Page List


Font:  

Banks’ jaw tightens, and his eyes narrow as he leans down to whisper in my ear.

“Elbow me again and I’ll make a mockery out of you in front of everyone.” His warning makes me shiver and I can’t help but turn slightly, my gaze colliding with his. The need to ask him what he would do is almost too much. My mind imagining all kinds of things, all of which are wrong in every way.

There’s a hurricane of emotions swirling in those blue depths and I want to crack him open, spill all his secrets. Sullivan might have had my first kiss, but something tells me Banks will have my second.

A flurry of whispers fill the room and I realize people are looking at us, smiling, laughing and just like that I’ve made a mistake. I’ve fed right into the rumors being spread. The grin that spreads across Banks’ smug face tells me that was his point all along and suddenly I’m back to hating him and his brothers all over again.

Chapter Four

The first week of classes passes without another incident. Other than dirty looks and whispering everywhere I go nothing else has happened and, thank god for that. I have enough to deal with as it is.

I hate to admit it, but classes are harder than I thought. I had always had good grades in high school without even trying too much and I just now realize that it might have had something to do with my dad being a huge donor to school funding.

“How are you holding up?” Shelby asks, while I’m getting ready for a shower. I shrug. Really not sure what the hell I should tell her. Do I tell her about the brothers following me around? About the rumors? I’m sure she has already heard them.

“Everything is okay, I guess, I just imagined college would be different,” I admit. “I thought it would be the two of us having fun, spending our days doing whatever we wanted,” Shelby is studying art, while I’m majoring in social psychology. I knew we wouldn’t have a lot of classes together, but I didn’t expect to see her so little.

“I know the guys are getting on your nerves.”

“That’s the understatement of the year,” I scoff. “They just won’t let up. I don’t know where they get the energy to be so annoying.”

“Oh man, that sounds bad.” She shakes her head. “I can’t believe I used to have a crush on Sullivan.”

“You did?” I can’t believe I didn’t know that.

“Yeah, sixth grade, Miss Holli’s class.”

I shrug. “Well, don’t feel bad, everybody had a crush on him in middle school.”

“Yeah, I guess. Hey, listen, I’m sorry we’re not spending much time together, and I’m even more sorry for what I’m about to tell you.”

“Oh god, what is it? Is something wrong? Is your dad making you move back?” I don’t think I can take anything else right now. We might not see each other very much but knowing she is here, with me, it makes me feel better, not so alone.

“No, no, it’s not that.
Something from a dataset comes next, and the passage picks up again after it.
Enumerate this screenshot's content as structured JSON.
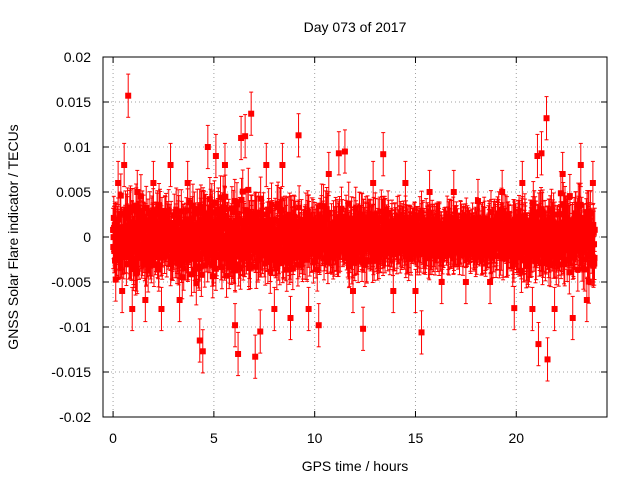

It’s just…” She seems to skirt around it, and the knot of anxiety in my gut starts to build. “It’s just… I got a paid internship at the local art gallery.” She finally mutters, head hanging low, as if she’s ashamed.

“Oh my god, Shelby! That’s great! I’m so proud of you,” I screech, lunging towards her and throwing my arms around her neck. “Wait. Why do you sound so sad about it?” She should be excited, jumping up and down, but instead she looks like one of those dogs in the animal shelter.

“Because it means that I’ll be gone even more. We will hardly see each other, and I know you need me right now. I’m being a bad friend. I should just decline the offer. I’m only a freshman and I don’t really need the money either.”

I start to shake my head, blonde strands of hair cling to my face.

“Oh, hell no. You will absolutely not! You will go and rock their world and show them how amazing you are.”

No way will I allow her to give something like this up, she deserves to have freedom too. I’ll survive, one way or another. She’s not going to sacrifice her happiness to be a human shield for me.

“Are you sure? I came here for you, and I don’t want to be that friend that skips out.”

“Yes, I’m sure. If you don’t go, I will make you.” I give her my best evil look which only makes me smile. She examines my face like she doesn’t believe me, and I narrow my gaze, seriousness overtaking my features.

“Okay! I’ll go,” she murmurs into my hair as she leans forward. I hold onto her a little longer before pulling away, missing the hug as soon as it ends. “They’re asking me to come in today so they can show me around, after classes I’ll head over there, and be back later tonight. Maybe we can get a later dinner together or something?”